Google’s decision undercuts the very point of the copyright directive, which was meant to help rebalance the relationship between publishers and search engines. Frustratingly, it was obvious from the beginning that something like this would happen.

Told you so

Critics of this section of the copyright directive — which is often referred to as Article 11 or ‘link tax’ — have pointed out from the beginning that while the idea behind it is noble, its implementation is flawed and perhaps based on the lack of digital literacy.

Google did a study earlier this year which showed that even a moderate version of the copyright reform could lead to news sites losing up to 45 percent of their traffic.

While Google could be considered biased, many EU politicians who have no particular love for the tech behemoth also argued that Article 11 was actually doing the bidding of big publishers rather than protecting quality journalism, and would ultimately threaten freedom of speech.

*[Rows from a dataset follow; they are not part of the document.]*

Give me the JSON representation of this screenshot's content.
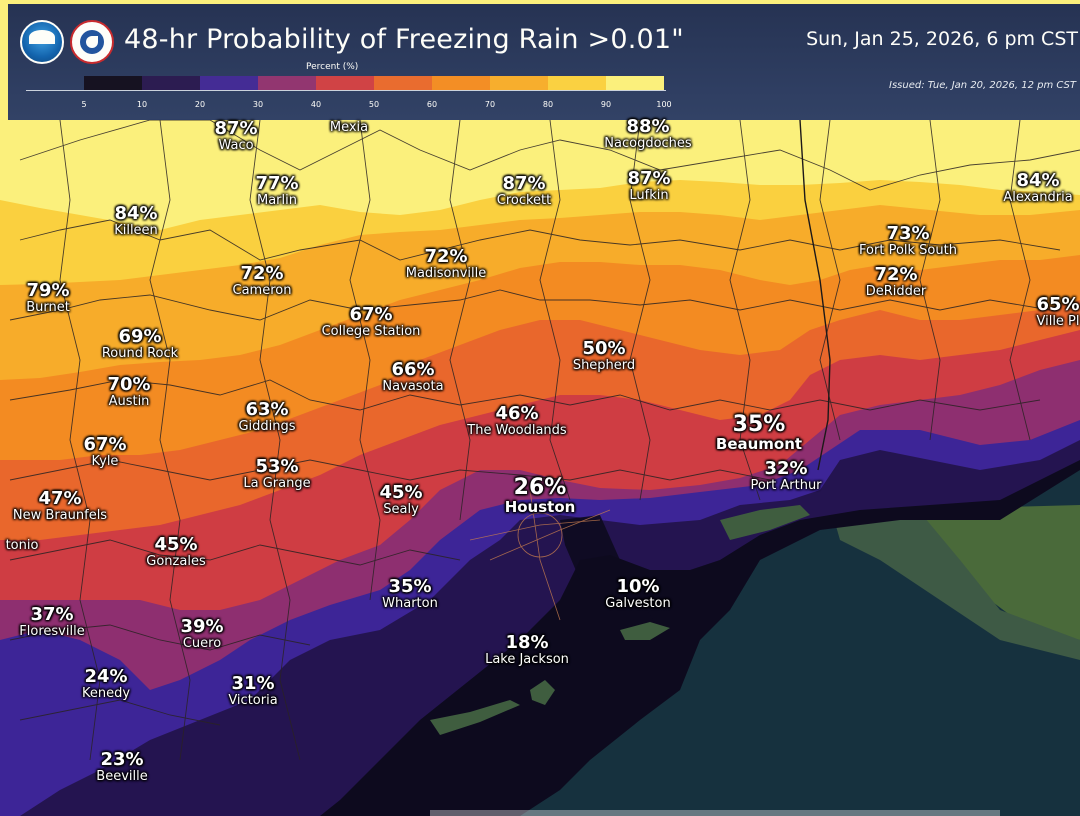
{
  "header": {
    "title": "48-hr Probability of Freezing Rain >0.01\"",
    "valid_time": "Sun, Jan 25, 2026, 6 pm CST",
    "issued": "Issued: Tue, Jan 20, 2026, 12 pm CST"
  },
  "legend": {
    "title": "Percent (%)",
    "ticks": [
      "5",
      "10",
      "20",
      "30",
      "40",
      "50",
      "60",
      "70",
      "80",
      "90",
      "100"
    ],
    "colors": [
      "#0d0a1e",
      "#241450",
      "#3d2597",
      "#8e2f70",
      "#cf3d43",
      "#e9672c",
      "#f38b22",
      "#f7ac2a",
      "#fad03f",
      "#fbf07c"
    ]
  },
  "logos": {
    "noaa": "NOAA",
    "nws": "noaa-nws-logo"
  },
  "cities": [
    {
      "name": "Waco",
      "pct": "87%"
    },
    {
      "name": "Mexia",
      "pct": ""
    },
    {
      "name": "Nacogdoches",
      "pct": "88%"
    },
    {
      "name": "Marlin",
      "pct": "77%"
    },
    {
      "name": "Crockett",
      "pct": "87%"
    },
    {
      "name": "Lufkin",
      "pct": "87%"
    },
    {
      "name": "Alexandria",
      "pct": "84%"
    },
    {
      "name": "Killeen",
      "pct": "84%"
    },
    {
      "name": "Fort Polk South",
      "pct": "73%"
    },
    {
      "name": "Madisonville",
      "pct": "72%"
    },
    {
      "name": "Cameron",
      "pct": "72%"
    },
    {
      "name": "DeRidder",
      "pct": "72%"
    },
    {
      "name": "Burnet",
      "pct": "79%"
    },
    {
      "name": "Ville Pl",
      "pct": "65%"
    },
    {
      "name": "College Station",
      "pct": "67%"
    },
    {
      "name": "Round Rock",
      "pct": "69%"
    },
    {
      "name": "Shepherd",
      "pct": "50%"
    },
    {
      "name": "Navasota",
      "pct": "66%"
    },
    {
      "name": "Austin",
      "pct": "70%"
    },
    {
      "name": "Giddings",
      "pct": "63%"
    },
    {
      "name": "The Woodlands",
      "pct": "46%"
    },
    {
      "name": "Beaumont",
      "pct": "35%"
    },
    {
      "name": "Kyle",
      "pct": "67%"
    },
    {
      "name": "La Grange",
      "pct": "53%"
    },
    {
      "name": "Port Arthur",
      "pct": "32%"
    },
    {
      "name": "Sealy",
      "pct": "45%"
    },
    {
      "name": "Houston",
      "pct": "26%"
    },
    {
      "name": "New Braunfels",
      "pct": "47%"
    },
    {
      "name": "Gonzales",
      "pct": "45%"
    },
    {
      "name": "tonio",
      "pct": ""
    },
    {
      "name": "Wharton",
      "pct": "35%"
    },
    {
      "name": "Galveston",
      "pct": "10%"
    },
    {
      "name": "Floresville",
      "pct": "37%"
    },
    {
      "name": "Cuero",
      "pct": "39%"
    },
    {
      "name": "Lake Jackson",
      "pct": "18%"
    },
    {
      "name": "Kenedy",
      "pct": "24%"
    },
    {
      "name": "Victoria",
      "pct": "31%"
    },
    {
      "name": "Beeville",
      "pct": "23%"
    }
  ]
}
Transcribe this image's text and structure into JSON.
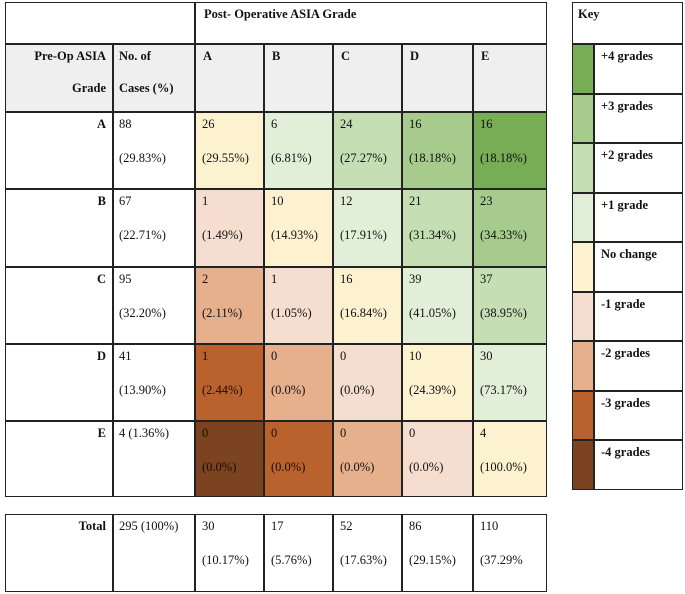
{
  "header": {
    "post_op_title": "Post- Operative ASIA Grade",
    "pre_op_line1": "Pre-Op ASIA",
    "pre_op_line2": "Grade",
    "cases_line1": "No. of",
    "cases_line2": "Cases (%)",
    "grades": [
      "A",
      "B",
      "C",
      "D",
      "E"
    ]
  },
  "rows": [
    {
      "grade": "A",
      "cases_n": "88",
      "cases_pct": "(29.83%)",
      "cells": [
        {
          "n": "26",
          "pct": "(29.55%)",
          "change": 0
        },
        {
          "n": "6",
          "pct": "(6.81%)",
          "change": 1
        },
        {
          "n": "24",
          "pct": "(27.27%)",
          "change": 2
        },
        {
          "n": "16",
          "pct": "(18.18%)",
          "change": 3
        },
        {
          "n": "16",
          "pct": "(18.18%)",
          "change": 4
        }
      ]
    },
    {
      "grade": "B",
      "cases_n": "67",
      "cases_pct": "(22.71%)",
      "cells": [
        {
          "n": "1",
          "pct": "(1.49%)",
          "change": -1
        },
        {
          "n": "10",
          "pct": "(14.93%)",
          "change": 0
        },
        {
          "n": "12",
          "pct": "(17.91%)",
          "change": 1
        },
        {
          "n": "21",
          "pct": "(31.34%)",
          "change": 2
        },
        {
          "n": "23",
          "pct": "(34.33%)",
          "change": 3
        }
      ]
    },
    {
      "grade": "C",
      "cases_n": "95",
      "cases_pct": "(32.20%)",
      "cells": [
        {
          "n": "2",
          "pct": "(2.11%)",
          "change": -2
        },
        {
          "n": "1",
          "pct": "(1.05%)",
          "change": -1
        },
        {
          "n": "16",
          "pct": "(16.84%)",
          "change": 0
        },
        {
          "n": "39",
          "pct": "(41.05%)",
          "change": 1
        },
        {
          "n": "37",
          "pct": "(38.95%)",
          "change": 2
        }
      ]
    },
    {
      "grade": "D",
      "cases_n": "41",
      "cases_pct": "(13.90%)",
      "cells": [
        {
          "n": "1",
          "pct": "(2.44%)",
          "change": -3
        },
        {
          "n": "0",
          "pct": "(0.0%)",
          "change": -2
        },
        {
          "n": "0",
          "pct": "(0.0%)",
          "change": -1
        },
        {
          "n": "10",
          "pct": "(24.39%)",
          "change": 0
        },
        {
          "n": "30",
          "pct": "(73.17%)",
          "change": 1
        }
      ]
    },
    {
      "grade": "E",
      "cases_n": "4 (1.36%)",
      "cases_pct": "",
      "cells": [
        {
          "n": "0",
          "pct": "(0.0%)",
          "change": -4
        },
        {
          "n": "0",
          "pct": "(0.0%)",
          "change": -3
        },
        {
          "n": "0",
          "pct": "(0.0%)",
          "change": -2
        },
        {
          "n": "0",
          "pct": "(0.0%)",
          "change": -1
        },
        {
          "n": "4",
          "pct": "(100.0%)",
          "change": 0
        }
      ]
    }
  ],
  "total": {
    "label": "Total",
    "cases": "295 (100%)",
    "cells": [
      {
        "n": "30",
        "pct": "(10.17%)"
      },
      {
        "n": "17",
        "pct": "(5.76%)"
      },
      {
        "n": "52",
        "pct": "(17.63%)"
      },
      {
        "n": "86",
        "pct": "(29.15%)"
      },
      {
        "n": "110",
        "pct": "(37.29%"
      }
    ]
  },
  "key": {
    "title": "Key",
    "items": [
      {
        "label": "+4 grades",
        "color": "#76ad55"
      },
      {
        "label": "+3 grades",
        "color": "#a6cb8d"
      },
      {
        "label": "+2 grades",
        "color": "#c5deb4"
      },
      {
        "label": "+1 grade",
        "color": "#e1eed8"
      },
      {
        "label": "No change",
        "color": "#fdf2d0"
      },
      {
        "label": "-1 grade",
        "color": "#f5ddd0"
      },
      {
        "label": "-2 grades",
        "color": "#e7b08c"
      },
      {
        "label": "-3 grades",
        "color": "#b9622d"
      },
      {
        "label": "-4 grades",
        "color": "#7b4320"
      }
    ]
  },
  "colors": {
    "header_fill": "#efefef",
    "change_map": {
      "4": "#76ad55",
      "3": "#a6cb8d",
      "2": "#c5deb4",
      "1": "#e1eed8",
      "0": "#fdf2d0",
      "-1": "#f5ddd0",
      "-2": "#e7b08c",
      "-3": "#b9622d",
      "-4": "#7b4320"
    }
  }
}
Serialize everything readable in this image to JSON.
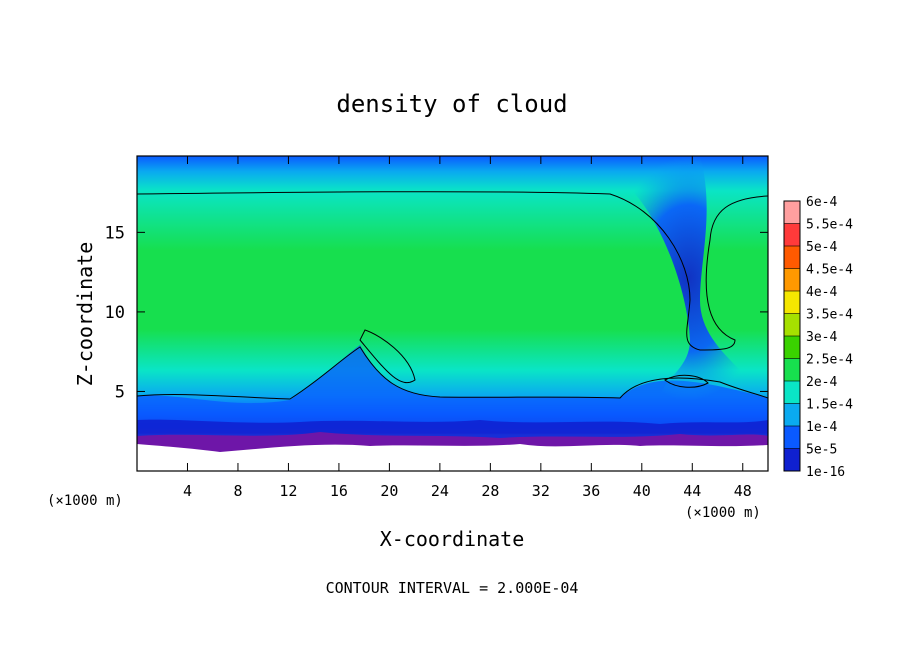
{
  "chart_data": {
    "type": "heatmap",
    "title": "density of cloud",
    "xlabel": "X-coordinate",
    "ylabel": "Z-coordinate",
    "x_unit": "(×1000 m)",
    "x_unit_right": "(×1000 m)",
    "xlim": [
      0,
      50
    ],
    "ylim": [
      0,
      19.8
    ],
    "x_ticks": [
      4,
      8,
      12,
      16,
      20,
      24,
      28,
      32,
      36,
      40,
      44,
      48
    ],
    "y_ticks": [
      5,
      10,
      15
    ],
    "footer": "CONTOUR INTERVAL = 2.000E-04",
    "colorbar": {
      "labels": [
        "6e-4",
        "5.5e-4",
        "5e-4",
        "4.5e-4",
        "4e-4",
        "3.5e-4",
        "3e-4",
        "2.5e-4",
        "2e-4",
        "1.5e-4",
        "1e-4",
        "5e-5",
        "1e-16"
      ],
      "colors": [
        "#ff9f9f",
        "#ff3a3a",
        "#ff5a00",
        "#ff9900",
        "#f5e600",
        "#a6e000",
        "#3ad200",
        "#17df4e",
        "#0ae5c6",
        "#0aaaf0",
        "#0a5aff",
        "#0f20d0",
        "#6e16a8"
      ]
    },
    "cloud_base_z": 2.0,
    "cloud_top_z": 19.8,
    "contour_level": 0.0002
  }
}
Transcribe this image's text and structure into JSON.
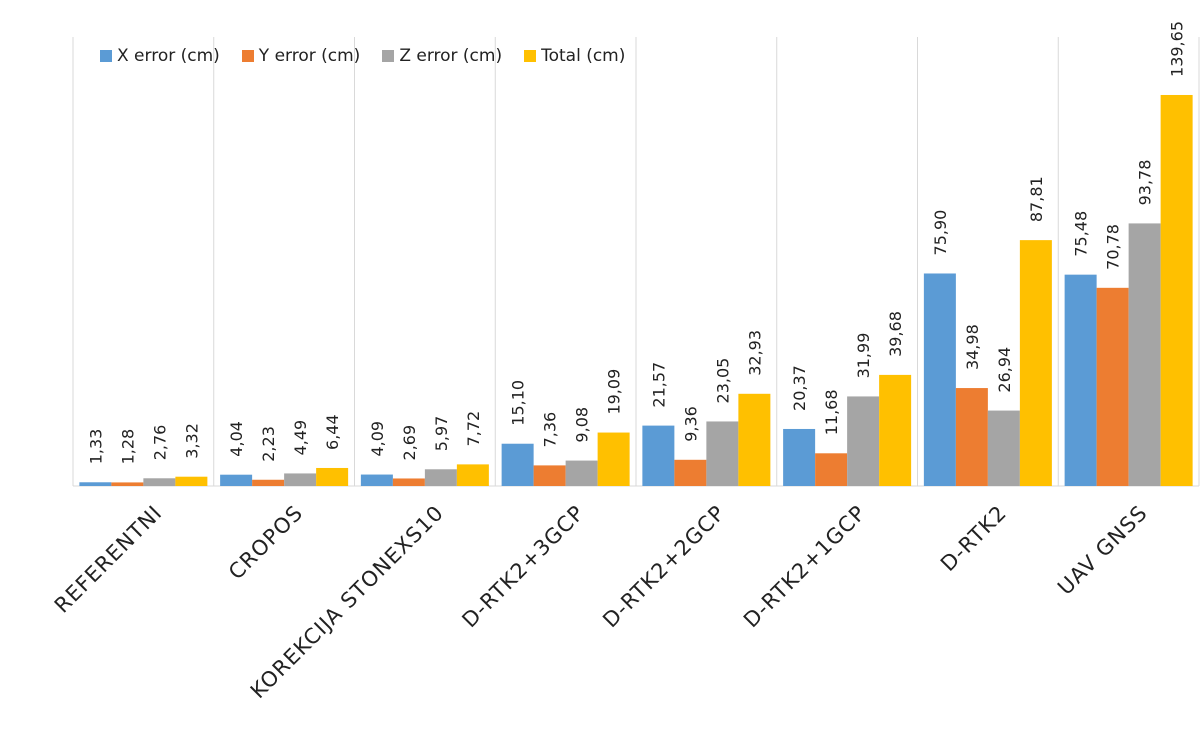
{
  "chart_data": {
    "type": "bar",
    "title": "",
    "xlabel": "",
    "ylabel": "",
    "ylim": [
      0,
      140
    ],
    "grid": "vertical category separators",
    "legend_position": "top-left",
    "categories": [
      "REFERENTNI",
      "CROPOS",
      "KOREKCIJA STONEXS10",
      "D-RTK2+3GCP",
      "D-RTK2+2GCP",
      "D-RTK2+1GCP",
      "D-RTK2",
      "UAV GNSS"
    ],
    "series": [
      {
        "name": "X error (cm)",
        "color": "#5B9BD5",
        "values": [
          1.33,
          4.04,
          4.09,
          15.1,
          21.57,
          20.37,
          75.9,
          75.48
        ],
        "labels": [
          "1,33",
          "4,04",
          "4,09",
          "15,10",
          "21,57",
          "20,37",
          "75,90",
          "75,48"
        ]
      },
      {
        "name": "Y error (cm)",
        "color": "#ED7D31",
        "values": [
          1.28,
          2.23,
          2.69,
          7.36,
          9.36,
          11.68,
          34.98,
          70.78
        ],
        "labels": [
          "1,28",
          "2,23",
          "2,69",
          "7,36",
          "9,36",
          "11,68",
          "34,98",
          "70,78"
        ]
      },
      {
        "name": "Z error (cm)",
        "color": "#A5A5A5",
        "values": [
          2.76,
          4.49,
          5.97,
          9.08,
          23.05,
          31.99,
          26.94,
          93.78
        ],
        "labels": [
          "2,76",
          "4,49",
          "5,97",
          "9,08",
          "23,05",
          "31,99",
          "26,94",
          "93,78"
        ]
      },
      {
        "name": "Total (cm)",
        "color": "#FFC000",
        "values": [
          3.32,
          6.44,
          7.72,
          19.09,
          32.93,
          39.68,
          87.81,
          139.65
        ],
        "labels": [
          "3,32",
          "6,44",
          "7,72",
          "19,09",
          "32,93",
          "39,68",
          "87,81",
          "139,65"
        ]
      }
    ]
  }
}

On top of that, experts also point out that similar legislation has already been tried out in Spain and Germany, where it failed miserably. Google closed its news service in Spain and publishers lost traffic and didn’t increase their earnings.

The ‘link tax’ saga is far from over, however, as Google will likely keep adjusting it so that it complies with each EU country’s implementation of the copyright directive.

EU member states have until 2021 to integrate the directive into their national laws, but the versions can differ between countries. It’s clear that Google is sending a strong message to the rest of Europe’s governments as they ponder how they’ll update their national laws.